Hastily she lowered the ice, but that act and what it revealed caused him to cry out, “I’m taking you to A and E. Let’s go.”

“No,” she said. “That will make things worse.”

“So what’s it going to be?” Tani demanded. “Are you just going to let him kill you? Then, what? I c’n take care of myself, Mum, but Simi can’t.”

“She managed . . . Yesterday, she went. She knew what to do. She will be—”

“Bloody goddamn hell, Mum. I was here. I was in the bedroom. She didn’t take herself anywhere. I took her.”

“Where?”

“Someplace safe.”

“Where? You must tell me.”

“Tha’s not on. No way am I letting him beat it out of you. You won’t find her. Neither will he.”

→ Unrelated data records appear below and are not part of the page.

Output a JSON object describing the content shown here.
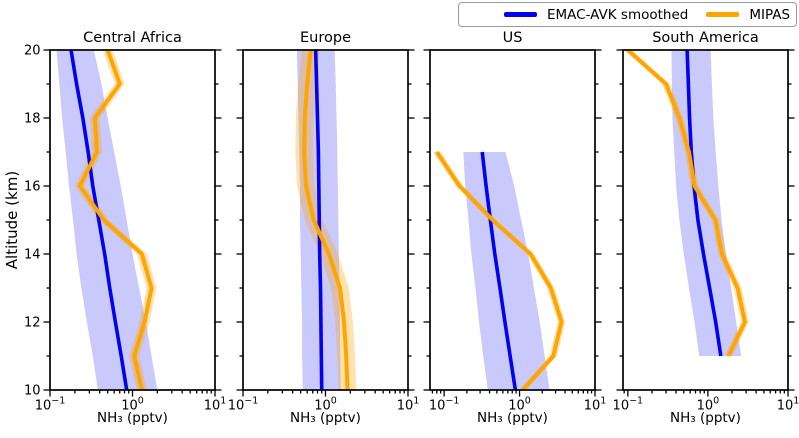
{
  "legend": {
    "items": [
      {
        "label": "EMAC-AVK smoothed",
        "color": "#0202ee"
      },
      {
        "label": "MIPAS",
        "color": "#ffa500"
      }
    ]
  },
  "colors": {
    "emac_line": "#0202ee",
    "emac_band": "rgba(0,0,238,0.21)",
    "mipas_line": "#ffa500",
    "mipas_band": "rgba(255,165,0,0.32)",
    "axis": "#000000"
  },
  "chart_data": {
    "type": "line",
    "x_scale": "log",
    "xlabel": "NH₃ (pptv)",
    "ylabel": "Altitude (km)",
    "ylim": [
      10,
      20
    ],
    "grid": false,
    "legend_position": "top-right",
    "xticks": {
      "base": "10",
      "values": [
        0.1,
        1,
        10
      ],
      "exponents": [
        "−1",
        "0",
        "1"
      ]
    },
    "yticks": {
      "values": [
        10,
        12,
        14,
        16,
        18,
        20
      ],
      "labels": [
        "10",
        "12",
        "14",
        "16",
        "18",
        "20"
      ],
      "minor_step": 1
    },
    "panels": [
      {
        "title": "Central Africa",
        "xlim": [
          0.1,
          10
        ],
        "series": [
          {
            "name": "EMAC-AVK smoothed",
            "altitudes": [
              10,
              11,
              12,
              13,
              14,
              15,
              16,
              17,
              18,
              19,
              20
            ],
            "values": [
              0.85,
              0.73,
              0.62,
              0.53,
              0.46,
              0.39,
              0.33,
              0.29,
              0.25,
              0.21,
              0.18
            ],
            "band_lo": [
              0.38,
              0.33,
              0.28,
              0.24,
              0.21,
              0.19,
              0.17,
              0.155,
              0.14,
              0.13,
              0.12
            ],
            "band_hi": [
              2.0,
              1.7,
              1.45,
              1.2,
              1.0,
              0.85,
              0.72,
              0.6,
              0.5,
              0.42,
              0.34
            ]
          },
          {
            "name": "MIPAS",
            "altitudes": [
              10,
              11,
              12,
              13,
              14,
              15,
              16,
              17,
              18,
              19,
              20
            ],
            "values": [
              1.3,
              1.05,
              1.4,
              1.7,
              1.3,
              0.45,
              0.23,
              0.37,
              0.35,
              0.7,
              0.5
            ],
            "band_factor": 1.15
          }
        ]
      },
      {
        "title": "Europe",
        "xlim": [
          0.1,
          10
        ],
        "series": [
          {
            "name": "EMAC-AVK smoothed",
            "altitudes": [
              10,
              11,
              12,
              13,
              14,
              15,
              16,
              17,
              18,
              19,
              20
            ],
            "values": [
              0.9,
              0.89,
              0.88,
              0.87,
              0.85,
              0.84,
              0.83,
              0.82,
              0.8,
              0.78,
              0.76
            ],
            "band_lo": [
              0.53,
              0.52,
              0.52,
              0.51,
              0.5,
              0.49,
              0.49,
              0.48,
              0.47,
              0.46,
              0.45
            ],
            "band_hi": [
              1.53,
              1.51,
              1.5,
              1.48,
              1.45,
              1.43,
              1.41,
              1.39,
              1.36,
              1.33,
              1.29
            ]
          },
          {
            "name": "MIPAS",
            "altitudes": [
              10,
              11,
              12,
              13,
              14,
              15,
              16,
              17,
              18,
              19,
              20
            ],
            "values": [
              1.85,
              1.78,
              1.68,
              1.5,
              1.1,
              0.72,
              0.58,
              0.55,
              0.56,
              0.6,
              0.66
            ],
            "band_factor": 1.28
          }
        ]
      },
      {
        "title": "US",
        "xlim": [
          0.065,
          10
        ],
        "series": [
          {
            "name": "EMAC-AVK smoothed",
            "altitudes": [
              10,
              11,
              12,
              13,
              14,
              15,
              16,
              17
            ],
            "values": [
              0.88,
              0.75,
              0.64,
              0.55,
              0.47,
              0.41,
              0.36,
              0.32
            ],
            "band_lo": [
              0.38,
              0.33,
              0.29,
              0.26,
              0.23,
              0.21,
              0.19,
              0.18
            ],
            "band_hi": [
              2.5,
              2.15,
              1.85,
              1.55,
              1.3,
              1.05,
              0.85,
              0.65
            ]
          },
          {
            "name": "MIPAS",
            "altitudes": [
              10,
              11,
              12,
              13,
              14,
              15,
              16,
              17
            ],
            "values": [
              1.1,
              2.8,
              3.6,
              2.6,
              1.4,
              0.44,
              0.16,
              0.08
            ],
            "band_factor": 1.12
          }
        ]
      },
      {
        "title": "South America",
        "xlim": [
          0.087,
          10
        ],
        "series": [
          {
            "name": "EMAC-AVK smoothed",
            "altitudes": [
              11,
              12,
              13,
              14,
              15,
              16,
              17,
              18,
              19,
              20
            ],
            "values": [
              1.45,
              1.25,
              1.05,
              0.88,
              0.75,
              0.67,
              0.62,
              0.59,
              0.57,
              0.55
            ],
            "band_lo": [
              0.78,
              0.68,
              0.58,
              0.5,
              0.44,
              0.4,
              0.38,
              0.36,
              0.355,
              0.35
            ],
            "band_hi": [
              2.6,
              2.25,
              1.95,
              1.68,
              1.48,
              1.35,
              1.25,
              1.17,
              1.12,
              1.08
            ]
          },
          {
            "name": "MIPAS",
            "altitudes": [
              11,
              12,
              13,
              14,
              15,
              16,
              17,
              18,
              19,
              20
            ],
            "values": [
              1.8,
              2.9,
              2.35,
              1.5,
              1.24,
              0.68,
              0.58,
              0.44,
              0.3,
              0.1
            ],
            "band_factor": 1.12
          }
        ]
      }
    ]
  }
}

Tani had his rucksack with him, and he dropped this on the table where she sat. He opened it. He riffled through its contents and brought out a sheaf of papers. They appeared to be documents that had been filled out. “This’s called a protection order,” he told her. “It’s meant to keep Simi safe. It’s all filled out but you got to add information ’bout wha’s been going on round here. You got to write that Dad is planning to take her to Nigeria so she can be cut. An’ you got to sign it. ’F you do that, I mean if it comes from you direct, we c’n get an urgent order, and Pa doesn’t learn ’bout it till it’s all done. It means we don’t need to wait for papers to go through some government system. It gets done fast—like today, Mum—an’ only later is there a hearing.”

“A hearing? With a judge? A magistrate? I cannot—”

“Yes, you can. ’Specially if you ever want to see Simi again. An’ I mean that. Cos ’nless you fill out these parts of the order I lef’ blank, I’m not bringing her back. You got to write all of it out. You got to include the cutter here in London. You got to explain how Dad means to take Simi to Nigeria now, how he’s going to have her cut there, how he’s going to arrange for her marriage, and all the rest.”